Whitney Walker, second left, and Tracy Kurzendoerfer protest outside of Kentucky Gov. Matt Bevin’s office on Friday, March 30, 2018 in Frankfort, Ky. Walker and Kurzendoerfer are teachers in Fayette County. Both called in sick on Friday to protest a bill lawmakers passed late Thursday that makes changes to the state’s pension system. (AP Photo/Adam Beam) (Adam Beam/AP)
Multiple school systems in Kentucky were forced to close Friday, as teacher absences soared amid growing protest over legislation that educators say would strike a blow to pension plans.
Teachers from across the state descended on the capitol in Frankfort, outraged about what they described as a surprise move to pass legislation their union said Friday would mean existing employees pay more for pension benefits and new hires don’t get the same plan that previous generations relied on.
The protesters hung a sprawling banner from a capitol balcony — “Kentucky deserves better” — as hundreds converged, according to the Louisville Courier Journal. A rally is planned for Monday, when lawmakers return to the Capitol and most teachers are on spring break, union officials said.
The action in Kentucky came as the latest flash point over pay and benefits for the nation’s teachers. In West Virginia, educators closed schools for nine days as they held out for a 5 percent raise, which they won for teachers and all state workers in March.
More recently Arizona teachers, among the nation’s lowest-paid, threatened to strike over raises and funding cuts to school programs. Oklahoma teachers are planning a walkout Monday if they don’t get what they want before then.
In Kentucky, the teacher absences touched off school closings in the state’s largest school systems, in Louisville and Lexington. School officials in Lexington said more than one-third of school employees did not show up Friday, and they did not have enough substitutes to compensate.
The Courier Journal found more than 20 counties announcing school closures Friday, as tensions flared. Kentucky has 173 school systems, located in 120 counties.
The state teachers’ union, the Kentucky Education Association, with a membership of 45,000, had not called on teachers to skip the workday but issued a sharply worded statement about the legislative action.
“This kind of backroom dealing is shameful,” the statement said. “Pitting government interests against the interests of current and future educators is cowardly.”
John Darnell, a principal in Bellevue, Ky., just south of Cincinnati, said his schools were open Friday but “there is no wrong decision for teachers today,” calling the legislation “a slap in the face.”
“Our entire public education system is under attack,” Darnell said.
Union officials said the pension bill had all but died earlier in March and was suddenly revived Thursday as Republican lawmakers attached it to another bill that addressed wastewater services, not teacher pensions.
They likened the bill’s sudden resurgence to a classic “bait and switch” that left no time for public vetting.
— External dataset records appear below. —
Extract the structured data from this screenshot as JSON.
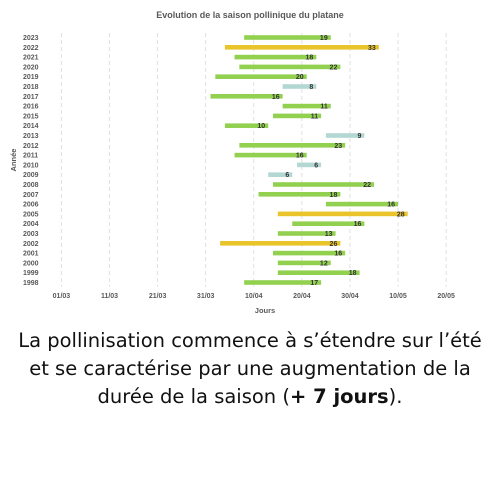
{
  "caption": {
    "before": "La pollinisation commence à s’étendre sur l’été et se caractérise par une augmentation de la durée de la saison (",
    "bold": "+ 7 jours",
    "after": ")."
  },
  "chart_data": {
    "type": "bar",
    "orientation": "horizontal-range",
    "title": "Evolution de la saison pollinique du platane",
    "xlabel": "Jours",
    "ylabel": "Année",
    "x_ticks": [
      "01/03",
      "11/03",
      "21/03",
      "31/03",
      "10/04",
      "20/04",
      "30/04",
      "10/05",
      "20/05"
    ],
    "x_tick_days": [
      0,
      10,
      20,
      30,
      40,
      50,
      60,
      70,
      80
    ],
    "xlim": [
      -3,
      86
    ],
    "grid": "vertical dashed",
    "legend": "none",
    "colors": {
      "green": "#92d050",
      "yellow": "#e9c42a",
      "pale": "#b3d7d2"
    },
    "series": [
      {
        "year": "2023",
        "start": "08/04",
        "end": "26/04",
        "days": 19,
        "color": "green"
      },
      {
        "year": "2022",
        "start": "04/04",
        "end": "06/05",
        "days": 33,
        "color": "yellow"
      },
      {
        "year": "2021",
        "start": "06/04",
        "end": "23/04",
        "days": 18,
        "color": "green"
      },
      {
        "year": "2020",
        "start": "07/04",
        "end": "28/04",
        "days": 22,
        "color": "green"
      },
      {
        "year": "2019",
        "start": "02/04",
        "end": "21/04",
        "days": 20,
        "color": "green"
      },
      {
        "year": "2018",
        "start": "16/04",
        "end": "23/04",
        "days": 8,
        "color": "pale"
      },
      {
        "year": "2017",
        "start": "01/04",
        "end": "16/04",
        "days": 16,
        "color": "green"
      },
      {
        "year": "2016",
        "start": "16/04",
        "end": "26/04",
        "days": 11,
        "color": "green"
      },
      {
        "year": "2015",
        "start": "14/04",
        "end": "24/04",
        "days": 11,
        "color": "green"
      },
      {
        "year": "2014",
        "start": "04/04",
        "end": "13/04",
        "days": 10,
        "color": "green"
      },
      {
        "year": "2013",
        "start": "25/04",
        "end": "03/05",
        "days": 9,
        "color": "pale"
      },
      {
        "year": "2012",
        "start": "07/04",
        "end": "29/04",
        "days": 23,
        "color": "green"
      },
      {
        "year": "2011",
        "start": "06/04",
        "end": "21/04",
        "days": 16,
        "color": "green"
      },
      {
        "year": "2010",
        "start": "19/04",
        "end": "24/04",
        "days": 6,
        "color": "pale"
      },
      {
        "year": "2009",
        "start": "13/04",
        "end": "18/04",
        "days": 6,
        "color": "pale"
      },
      {
        "year": "2008",
        "start": "14/04",
        "end": "05/05",
        "days": 22,
        "color": "green"
      },
      {
        "year": "2007",
        "start": "11/04",
        "end": "28/04",
        "days": 18,
        "color": "green"
      },
      {
        "year": "2006",
        "start": "25/04",
        "end": "10/05",
        "days": 16,
        "color": "green"
      },
      {
        "year": "2005",
        "start": "15/04",
        "end": "12/05",
        "days": 28,
        "color": "yellow"
      },
      {
        "year": "2004",
        "start": "18/04",
        "end": "03/05",
        "days": 16,
        "color": "green"
      },
      {
        "year": "2003",
        "start": "15/04",
        "end": "27/04",
        "days": 13,
        "color": "green"
      },
      {
        "year": "2002",
        "start": "03/04",
        "end": "28/04",
        "days": 26,
        "color": "yellow"
      },
      {
        "year": "2001",
        "start": "14/04",
        "end": "29/04",
        "days": 16,
        "color": "green"
      },
      {
        "year": "2000",
        "start": "15/04",
        "end": "26/04",
        "days": 12,
        "color": "green"
      },
      {
        "year": "1999",
        "start": "15/04",
        "end": "02/05",
        "days": 18,
        "color": "green"
      },
      {
        "year": "1998",
        "start": "08/04",
        "end": "24/04",
        "days": 17,
        "color": "green"
      }
    ]
  }
}
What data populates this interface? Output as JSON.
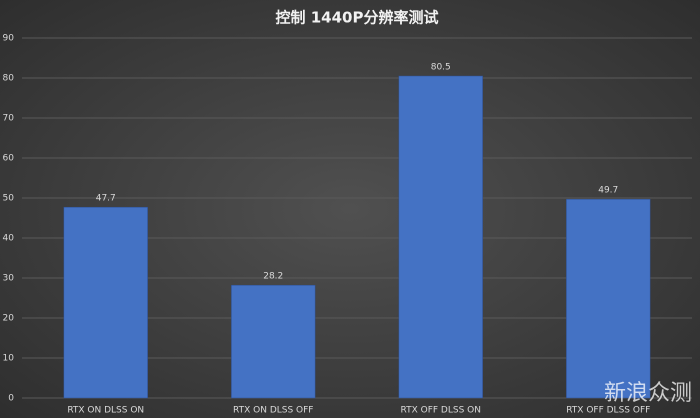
{
  "chart_data": {
    "type": "bar",
    "title": "控制 1440P分辨率测试",
    "categories": [
      "RTX ON DLSS ON",
      "RTX ON DLSS OFF",
      "RTX OFF DLSS ON",
      "RTX OFF DLSS OFF"
    ],
    "values": [
      47.7,
      28.2,
      80.5,
      49.7
    ],
    "color": "#4472c4",
    "ylim": [
      0,
      90
    ],
    "yticks": [
      0,
      10,
      20,
      30,
      40,
      50,
      60,
      70,
      80,
      90
    ],
    "grid": true,
    "watermark": "新浪众测"
  }
}
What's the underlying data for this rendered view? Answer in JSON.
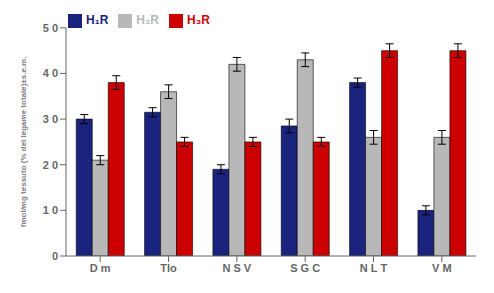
{
  "chart_data": {
    "type": "bar",
    "categories": [
      "D m",
      "Tlo",
      "N S V",
      "S G C",
      "N L T",
      "V M"
    ],
    "series": [
      {
        "name": "H₁R",
        "color": "#1a237e",
        "values": [
          30.0,
          31.5,
          19.0,
          28.5,
          38.0,
          10.0
        ],
        "errors": [
          1.0,
          1.0,
          1.0,
          1.5,
          1.0,
          1.0
        ]
      },
      {
        "name": "H₂R",
        "color": "#b8b8b8",
        "values": [
          21.0,
          36.0,
          42.0,
          43.0,
          26.0,
          26.0
        ],
        "errors": [
          1.0,
          1.5,
          1.5,
          1.5,
          1.5,
          1.5
        ]
      },
      {
        "name": "H₃R",
        "color": "#cc0000",
        "values": [
          38.0,
          25.0,
          25.0,
          25.0,
          45.0,
          45.0
        ],
        "errors": [
          1.5,
          1.0,
          1.0,
          1.0,
          1.5,
          1.5
        ]
      }
    ],
    "ylabel": "fmol/mg tessuto (% del legame totale)±s.e.m.",
    "ylim": [
      0,
      50
    ],
    "yticks": [
      0,
      {
        "value": 10,
        "label": "1 0"
      },
      {
        "value": 20,
        "label": "2 0"
      },
      {
        "value": 30,
        "label": "3 0"
      },
      {
        "value": 40,
        "label": "4 0"
      },
      {
        "value": 50,
        "label": "5 0"
      }
    ],
    "legend": "top-left",
    "grid": false
  }
}
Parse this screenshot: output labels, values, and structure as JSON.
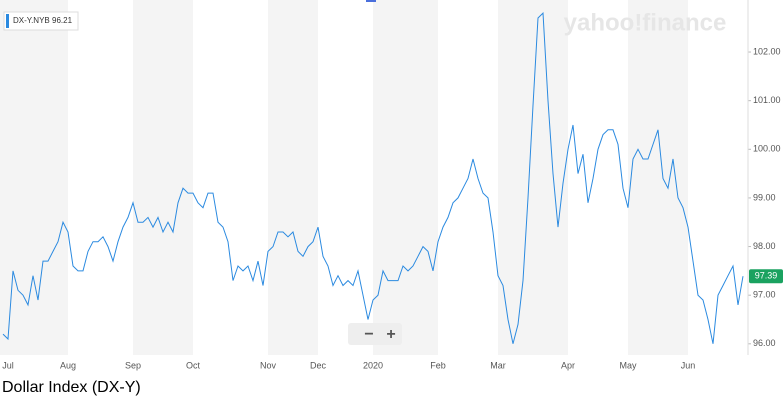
{
  "chart_data": {
    "type": "line",
    "title": "Dollar Index (DX-Y)",
    "watermark": "yahoo!finance",
    "legend_value": 96.21,
    "zoom_out": "−",
    "zoom_in": "+",
    "categories": [
      null,
      "Jul",
      null,
      null,
      null,
      null,
      null,
      null,
      null,
      null,
      null,
      null,
      null,
      "Aug",
      null,
      null,
      null,
      null,
      null,
      null,
      null,
      null,
      null,
      null,
      null,
      null,
      "Sep",
      null,
      null,
      null,
      null,
      null,
      null,
      null,
      null,
      null,
      null,
      null,
      "Oct",
      null,
      null,
      null,
      null,
      null,
      null,
      null,
      null,
      null,
      null,
      null,
      null,
      null,
      null,
      "Nov",
      null,
      null,
      null,
      null,
      null,
      null,
      null,
      null,
      null,
      "Dec",
      null,
      null,
      null,
      null,
      null,
      null,
      null,
      null,
      null,
      null,
      "2020",
      null,
      null,
      null,
      null,
      null,
      null,
      null,
      null,
      null,
      null,
      null,
      null,
      "Feb",
      null,
      null,
      null,
      null,
      null,
      null,
      null,
      null,
      null,
      null,
      null,
      "Mar",
      null,
      null,
      null,
      null,
      null,
      null,
      null,
      null,
      null,
      null,
      null,
      null,
      null,
      "Apr",
      null,
      null,
      null,
      null,
      null,
      null,
      null,
      null,
      null,
      null,
      null,
      "May",
      null,
      null,
      null,
      null,
      null,
      null,
      null,
      null,
      null,
      null,
      null,
      "Jun",
      null,
      null,
      null,
      null,
      null,
      null,
      null,
      null,
      null,
      null,
      null
    ],
    "series": [
      {
        "name": "DX-Y.NYB",
        "color": "#2b8ae0",
        "values": [
          96.2,
          96.1,
          97.5,
          97.1,
          97.0,
          96.8,
          97.4,
          96.9,
          97.7,
          97.7,
          97.9,
          98.1,
          98.5,
          98.3,
          97.6,
          97.5,
          97.5,
          97.9,
          98.1,
          98.1,
          98.2,
          98.0,
          97.7,
          98.1,
          98.4,
          98.6,
          98.9,
          98.5,
          98.5,
          98.6,
          98.4,
          98.6,
          98.3,
          98.5,
          98.3,
          98.9,
          99.2,
          99.1,
          99.1,
          98.9,
          98.8,
          99.1,
          99.1,
          98.5,
          98.4,
          98.1,
          97.3,
          97.6,
          97.5,
          97.6,
          97.3,
          97.7,
          97.2,
          97.9,
          98.0,
          98.3,
          98.3,
          98.2,
          98.3,
          97.9,
          97.8,
          98.0,
          98.1,
          98.4,
          97.8,
          97.6,
          97.2,
          97.4,
          97.2,
          97.3,
          97.2,
          97.5,
          97.0,
          96.5,
          96.9,
          97.0,
          97.5,
          97.3,
          97.3,
          97.3,
          97.6,
          97.5,
          97.6,
          97.8,
          98.0,
          97.9,
          97.5,
          98.1,
          98.4,
          98.6,
          98.9,
          99.0,
          99.2,
          99.4,
          99.8,
          99.4,
          99.1,
          99.0,
          98.3,
          97.4,
          97.2,
          96.5,
          96.0,
          96.4,
          97.3,
          99.0,
          100.9,
          102.7,
          102.8,
          101.0,
          99.5,
          98.4,
          99.3,
          100.0,
          100.5,
          99.5,
          99.9,
          98.9,
          99.4,
          100.0,
          100.3,
          100.4,
          100.4,
          100.1,
          99.2,
          98.8,
          99.8,
          100.0,
          99.8,
          99.8,
          100.1,
          100.4,
          99.4,
          99.2,
          99.8,
          99.0,
          98.8,
          98.4,
          97.7,
          97.0,
          96.9,
          96.5,
          96.0,
          97.0,
          97.2,
          97.4,
          97.6,
          96.8,
          97.39
        ]
      }
    ],
    "last_value_color": "#1aa260",
    "ylim": [
      95.77,
      103.07
    ],
    "yticks": [
      {
        "value": 96,
        "label": "96.00"
      },
      {
        "value": 97,
        "label": "97.00"
      },
      {
        "value": 98,
        "label": "98.00"
      },
      {
        "value": 99,
        "label": "99.00"
      },
      {
        "value": 100,
        "label": "100.00"
      },
      {
        "value": 101,
        "label": "101.00"
      },
      {
        "value": 102,
        "label": "102.00"
      }
    ],
    "grid": false,
    "shaded_months": true
  }
}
The union first got a look at the 291-document after the bill passed.
Republican lawmakers described the measure — aimed at helping to fix the state’s broken pension system — as a compromise that would address concerns raised by a previous bill, according to the Lexington Herald-Leader.
Both the House and Senate passed the bill, which goes to Gov. Matt Bevin (R).
Bevin signaled his support, tweeting: “Tonight 49 members of the Kentucky House and 22 members of the Kentucky Senate voted not to keep kicking the pension problem down the road. Anyone who will receive a retirement check in the years ahead owes a deep debt of gratitude to these 71 men & women who did the right thing.”